Offensichtlicher kann eine Krise nicht sein: Die PDS ist aus dem Bundestag geflogen. Ihr Vorstand kann sich nicht einmal mehr auf gemeinsame Sprachregelungen für die Öffentlichkeit einigen. Und Petra Pau – die Frau, die die Partei aus der Krise führen möchte – gibt intern schon die Wahlen bis 2006 verloren und nennt einen Neuanfang „fast unmöglich“. Doch die Ursachen der existenziellen Krise der PDS sind nicht die verlorene Wahl und die in Auflösung begriffene Parteiführung.

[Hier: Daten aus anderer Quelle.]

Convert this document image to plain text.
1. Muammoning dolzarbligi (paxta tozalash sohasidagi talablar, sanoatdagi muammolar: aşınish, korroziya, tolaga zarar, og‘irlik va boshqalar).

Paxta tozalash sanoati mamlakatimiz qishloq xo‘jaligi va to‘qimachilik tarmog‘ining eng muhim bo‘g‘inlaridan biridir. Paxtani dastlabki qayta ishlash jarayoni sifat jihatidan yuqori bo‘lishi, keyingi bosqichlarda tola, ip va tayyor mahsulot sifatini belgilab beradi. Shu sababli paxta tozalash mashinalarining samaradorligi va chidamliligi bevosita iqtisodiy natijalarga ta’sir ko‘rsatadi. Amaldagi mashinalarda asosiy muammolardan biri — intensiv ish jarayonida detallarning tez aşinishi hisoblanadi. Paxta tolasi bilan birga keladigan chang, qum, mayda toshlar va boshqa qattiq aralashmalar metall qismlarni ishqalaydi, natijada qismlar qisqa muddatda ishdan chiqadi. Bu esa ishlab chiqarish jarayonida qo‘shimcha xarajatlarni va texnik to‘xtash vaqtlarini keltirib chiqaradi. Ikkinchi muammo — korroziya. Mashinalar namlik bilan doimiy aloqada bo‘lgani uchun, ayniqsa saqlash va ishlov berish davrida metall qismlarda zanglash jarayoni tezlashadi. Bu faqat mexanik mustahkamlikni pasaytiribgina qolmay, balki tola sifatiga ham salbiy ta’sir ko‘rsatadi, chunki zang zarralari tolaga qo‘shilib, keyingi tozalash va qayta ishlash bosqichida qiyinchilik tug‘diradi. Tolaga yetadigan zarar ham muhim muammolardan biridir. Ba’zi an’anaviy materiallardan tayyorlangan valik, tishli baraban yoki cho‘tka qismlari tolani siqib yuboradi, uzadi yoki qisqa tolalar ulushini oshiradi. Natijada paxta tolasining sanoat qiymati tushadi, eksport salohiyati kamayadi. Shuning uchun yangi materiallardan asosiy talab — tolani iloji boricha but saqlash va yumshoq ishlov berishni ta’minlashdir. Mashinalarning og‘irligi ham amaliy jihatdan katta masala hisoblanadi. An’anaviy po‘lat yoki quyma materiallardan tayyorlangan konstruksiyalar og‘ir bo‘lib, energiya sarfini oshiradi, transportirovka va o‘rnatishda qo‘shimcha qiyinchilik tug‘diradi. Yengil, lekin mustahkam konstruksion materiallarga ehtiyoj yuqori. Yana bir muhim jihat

Die PDS hat in der Nach-DDR-Gesellschaft erstaunlich lange und lange erstaunlich erfolgreich existiert. Eines hat sie allerdings in den vergangenen zwölf Jahren versäumt: eine Vorstellung zu entwickeln, wie und wohin sie diese Gesellschaft verändern will. Dieses Defizit wurde lange überdeckt: von dem darstellerischen Ausnahmetalent Gregor Gysi; von der wohlfeilen Reklamierung utopischer Positionen, die Grüne unter Schmerzen aufgegeben hatten; vom Hegen und Pflegen ostdeutscher Identitäten. Das hat eine Zeit lang gereicht, nun reicht es nicht mehr.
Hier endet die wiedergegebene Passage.